George Langhorn

Personal information
- Born: 11 May 1880 Halifax, England
- Died: 7 May 1934 (aged 53)

Playing information
- Position: Forwards
Club
| Years | Team | Pld | T | G | FG | P |
| 1898–13 | Halifax | 413 | 60 | 16 | 0 | 208 |
Representative
| Years | Team | Pld | T | G | FG | P |
|  | Yorkshire | 3 | 0 | 0 | 0 | 0 |
| 1905 | England | 1 | 0 | 0 | 0 | 0 |
- Source:

= George Langhorn =

England international rugby league footballer

George Henry Langhorn (c. 1881 – 7 May 1934) was an English professional rugby league footballer who played in the 1890s, 1900s and 1910s.
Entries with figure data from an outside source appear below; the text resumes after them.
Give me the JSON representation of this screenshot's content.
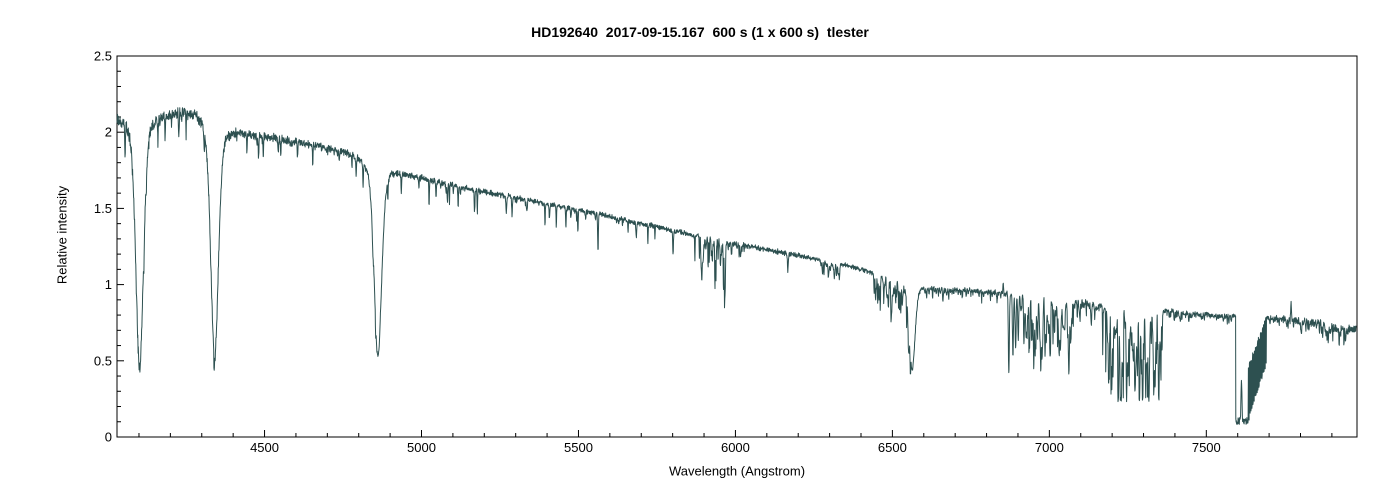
{
  "chart_data": {
    "type": "line",
    "title": "HD192640  2017-09-15.167  600 s (1 x 600 s)  tlester",
    "xlabel": "Wavelength (Angstrom)",
    "ylabel": "Relative intensity",
    "xlim": [
      4030,
      7980
    ],
    "ylim": [
      0,
      2.5
    ],
    "x_major_ticks": [
      4500,
      5000,
      5500,
      6000,
      6500,
      7000,
      7500
    ],
    "x_minor_step": 100,
    "y_major_ticks": [
      0,
      0.5,
      1,
      1.5,
      2,
      2.5
    ],
    "y_minor_step": 0.1,
    "grid": "off",
    "legend": "none",
    "line_color": "#2d5050",
    "axis_color": "#000000",
    "background_color": "#ffffff",
    "seed": 192640,
    "sample_step_A": 0.8,
    "continuum": [
      [
        4030,
        2.1
      ],
      [
        4090,
        2.1
      ],
      [
        4160,
        2.11
      ],
      [
        4230,
        2.15
      ],
      [
        4300,
        2.13
      ],
      [
        4380,
        2.04
      ],
      [
        4450,
        1.99
      ],
      [
        4550,
        1.96
      ],
      [
        4650,
        1.92
      ],
      [
        4750,
        1.88
      ],
      [
        4850,
        1.82
      ],
      [
        4950,
        1.73
      ],
      [
        5050,
        1.68
      ],
      [
        5150,
        1.63
      ],
      [
        5250,
        1.59
      ],
      [
        5350,
        1.55
      ],
      [
        5450,
        1.51
      ],
      [
        5550,
        1.47
      ],
      [
        5650,
        1.42
      ],
      [
        5750,
        1.38
      ],
      [
        5850,
        1.33
      ],
      [
        5950,
        1.29
      ],
      [
        6050,
        1.25
      ],
      [
        6150,
        1.21
      ],
      [
        6250,
        1.17
      ],
      [
        6350,
        1.13
      ],
      [
        6450,
        1.07
      ],
      [
        6550,
        1.02
      ],
      [
        6650,
        0.975
      ],
      [
        6750,
        0.965
      ],
      [
        6850,
        0.945
      ],
      [
        6950,
        0.925
      ],
      [
        7050,
        0.905
      ],
      [
        7150,
        0.875
      ],
      [
        7250,
        0.855
      ],
      [
        7350,
        0.835
      ],
      [
        7450,
        0.815
      ],
      [
        7550,
        0.795
      ],
      [
        7650,
        0.785
      ],
      [
        7750,
        0.775
      ],
      [
        7820,
        0.76
      ],
      [
        7880,
        0.745
      ],
      [
        7930,
        0.72
      ],
      [
        7980,
        0.695
      ]
    ],
    "balmer_lines": [
      {
        "name": "H-delta",
        "center": 4102,
        "core_intensity": 0.46,
        "sigma": 12,
        "gamma": 15
      },
      {
        "name": "H-gamma",
        "center": 4341,
        "core_intensity": 0.52,
        "sigma": 12,
        "gamma": 15
      },
      {
        "name": "H-beta",
        "center": 4861,
        "core_intensity": 0.53,
        "sigma": 12,
        "gamma": 15
      },
      {
        "name": "H-alpha",
        "center": 6563,
        "core_intensity": 0.44,
        "sigma": 9,
        "gamma": 12
      }
    ],
    "narrow_lines": [
      {
        "center": 4227,
        "depth": 0.16,
        "width": 1.2
      },
      {
        "center": 4481,
        "depth": 0.14,
        "width": 1.2
      },
      {
        "center": 5169,
        "depth": 0.15,
        "width": 1.2
      },
      {
        "center": 5270,
        "depth": 0.12,
        "width": 1.2
      },
      {
        "center": 6167,
        "depth": 0.12,
        "width": 1.2
      },
      {
        "center": 6871,
        "depth": 0.53,
        "width": 1.6
      },
      {
        "center": 6884,
        "depth": 0.41,
        "width": 1.6
      },
      {
        "center": 7802,
        "depth": 0.08,
        "width": 1.8
      }
    ],
    "telluric_bands": [
      {
        "name": "NaD-H2O-5890",
        "range": [
          5882,
          5968
        ],
        "spacing": 3.5,
        "max_depth": 0.34,
        "power": 1.2
      },
      {
        "name": "H2O-6000",
        "range": [
          5968,
          6030
        ],
        "spacing": 5,
        "max_depth": 0.1,
        "power": 1.5
      },
      {
        "name": "O2-6280",
        "range": [
          6270,
          6335
        ],
        "spacing": 4,
        "max_depth": 0.12,
        "power": 1.5
      },
      {
        "name": "H2O-6500",
        "range": [
          6440,
          6560
        ],
        "spacing": 3.5,
        "max_depth": 0.23,
        "power": 1.2
      },
      {
        "name": "H2O-6600",
        "range": [
          6590,
          6860
        ],
        "spacing": 6,
        "max_depth": 0.08,
        "power": 1.5
      },
      {
        "name": "H2O-6900",
        "range": [
          6890,
          7078
        ],
        "spacing": 2.6,
        "max_depth": 0.38,
        "power": 1.1
      },
      {
        "name": "H2O-7100",
        "range": [
          7078,
          7168
        ],
        "spacing": 4,
        "max_depth": 0.14,
        "power": 1.4
      },
      {
        "name": "H2O-7200",
        "range": [
          7168,
          7360
        ],
        "spacing": 2.4,
        "max_depth": 0.58,
        "power": 0.9
      },
      {
        "name": "H2O-7400",
        "range": [
          7360,
          7450
        ],
        "spacing": 5,
        "max_depth": 0.07,
        "power": 1.5
      },
      {
        "name": "H2O-7500",
        "range": [
          7450,
          7585
        ],
        "spacing": 6,
        "max_depth": 0.05,
        "power": 1.5
      },
      {
        "name": "H2O-7700",
        "range": [
          7700,
          7860
        ],
        "spacing": 6,
        "max_depth": 0.06,
        "power": 1.5
      },
      {
        "name": "H2O-7900",
        "range": [
          7860,
          7955
        ],
        "spacing": 3.5,
        "max_depth": 0.13,
        "power": 1.4
      }
    ],
    "o2_a_band": {
      "core_range": [
        7594,
        7634
      ],
      "core_intensity": 0.08,
      "comb_range": [
        7634,
        7692
      ],
      "comb_bottom": [
        0.12,
        0.5
      ],
      "comb_top": [
        0.45,
        0.78
      ],
      "comb_period": 3.2
    },
    "spikes": [
      {
        "center": 6853,
        "top": 1.01
      },
      {
        "center": 7770,
        "top": 0.89
      }
    ],
    "noise_amplitude": [
      [
        4030,
        0.03
      ],
      [
        4250,
        0.026
      ],
      [
        4500,
        0.018
      ],
      [
        4900,
        0.014
      ],
      [
        5400,
        0.012
      ],
      [
        6000,
        0.011
      ],
      [
        6600,
        0.009
      ],
      [
        7000,
        0.014
      ],
      [
        7400,
        0.01
      ],
      [
        7700,
        0.012
      ],
      [
        7960,
        0.02
      ]
    ],
    "metal_forest": {
      "range": [
        4040,
        5880
      ],
      "step": 2.5,
      "probability_per_step": 0.1,
      "max_depth": 0.16
    }
  }
}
He played at representative level for England and Yorkshire, and at club level for Halifax, as a forward.

==Background==
George Langhorn was born in Halifax, West Riding of Yorkshire, England.

==Playing career==
===Club career===
Langhorn made his début for Halifax on Saturday 1 January 1898, and he played his last match for Halifax on Saturday 18 January 1913.

Langhorn played as a forward in Halifax's 8-3 victory over Warrington in the 1903–04 Challenge Cup Final during the 1903–04 season at The Willows, Salford on Saturday 30 April 1904, in front of a crowd of 17,041.

===Representative honours===
Langhorn won a cap for England while at Halifax in 1905 against Other Nationalities.

Langhorn won caps for Yorkshire while at Halifax.

==Honoured at Halifax==
George Langhorn is a Halifax Hall Of Fame Inductee.